Of course, as soon as we were out of the limo, I was ushered around the back side of the red carpet, where publicist, agents, personal assistants, writers, producers, and anyone else not on the A list stood. In this crowd the Spanx were a little looser and the jewelry a little smaller. But I didn’t care. I was at a red carpet event, and I was loving it.

I watched as Dana glided down the walkway, her arm through Ricky’s, a huge smile pasted on her face. She really was a good actress. You’d never know she was seconds from passing out a moment earlier.

Ricky leaned in as they posed for photos near a potted palm tree, whispering in her ear as flashbulbs assaulted them.
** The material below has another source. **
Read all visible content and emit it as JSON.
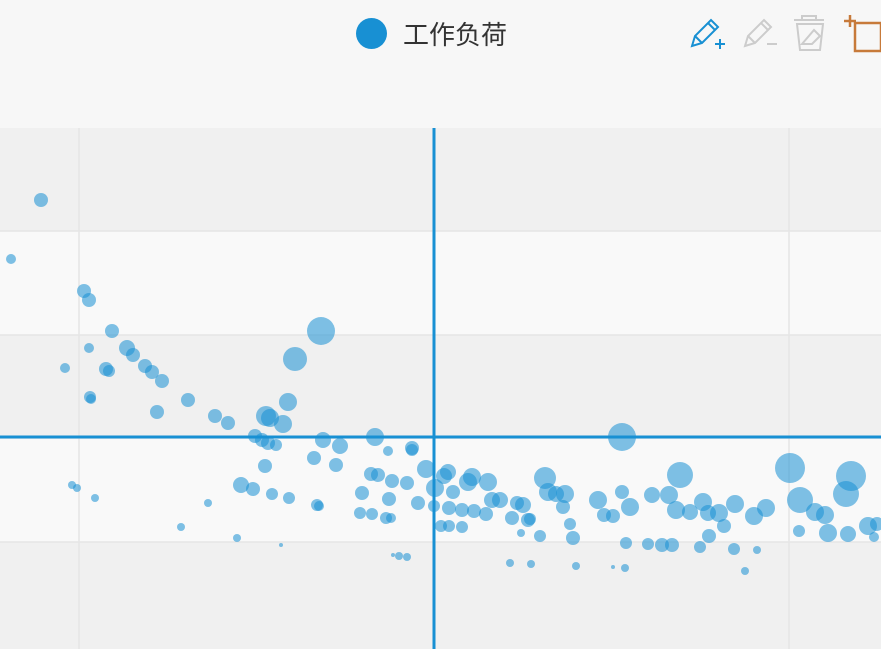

I could see any lingering tension drain from her face as she leaned into his touch. For all her complaining about celebrity, I could tell that there was nowhere else in the world Dana would want to be more than right there.

Ditto for me.

I soaked it all up, enjoying my red carpet experience to the fullest. I saw Sandra Bullock in a beautiful ivory gown, Helen Mirren in a gorgeous emerald dress, and Julia Roberts sparkling in a short sequined outfit with a long chiffon skirt. Very daring, and sure to hit the Best Dressed radar later. I was in fashion heaven, not to mention just the teeniest bit star struck as I gawked in awe at all the star power surrounding me.